ヒンズー教は、キリスト教、イスラム教や仏教と違って創始者がいない、いわば、自然に出来上がったものである。
インドに中央アジアから移ってきたアーリア民族が始めたバラモン教に端を発し、その考えが基礎になっている。バラモン教自体、古代ヒンズー教とも呼ばれている。バラモン教は天・地・太陽・風・火などの自然神を崇拝するものである。
八百万の神がいるとする日本古来の宗教に近い。人間がこの世で行った行為の良し悪しが原因となって、次の世の生まれ変わりの運命が決まるという考えだ。

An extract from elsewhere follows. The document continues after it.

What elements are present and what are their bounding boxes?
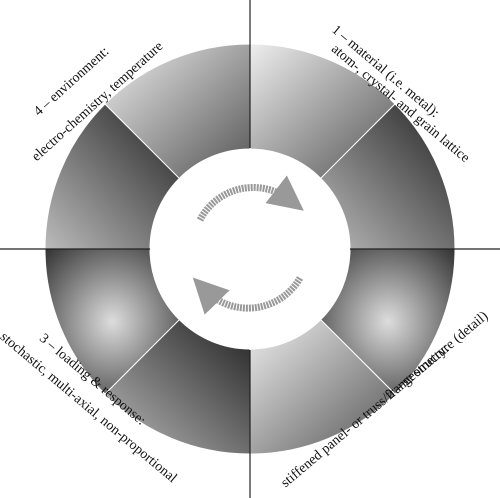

この世で行いが悪いと次の世に生まれ変わったときに悲惨な状態になるかもしれない。それが人間の生活を規制することにもなる。これはそのままヒンズー教にも受け継がれている。菜食主義など戒律の厳しいのもこの教義によるものであろうか。
現在のヒンズー教にもいろいろな神様がおり、信者はどの神様を崇拝してもよい。有名なのは、世界を作る「ブラフマー神」、世界を保つ「ヴィシュヌ神」、世界を破壊する「シヴァ神」の3つの神様である。「シヴァ神」は、創造と幸福をもたらす神でもある。
日本の大黒様、不動明王、千手観音などは「シヴァ神」に由来すると言われている。それは仏教にヒンズー教が取り入れられたからである。ヒンズー教は日本と無縁の宗教ではないのである。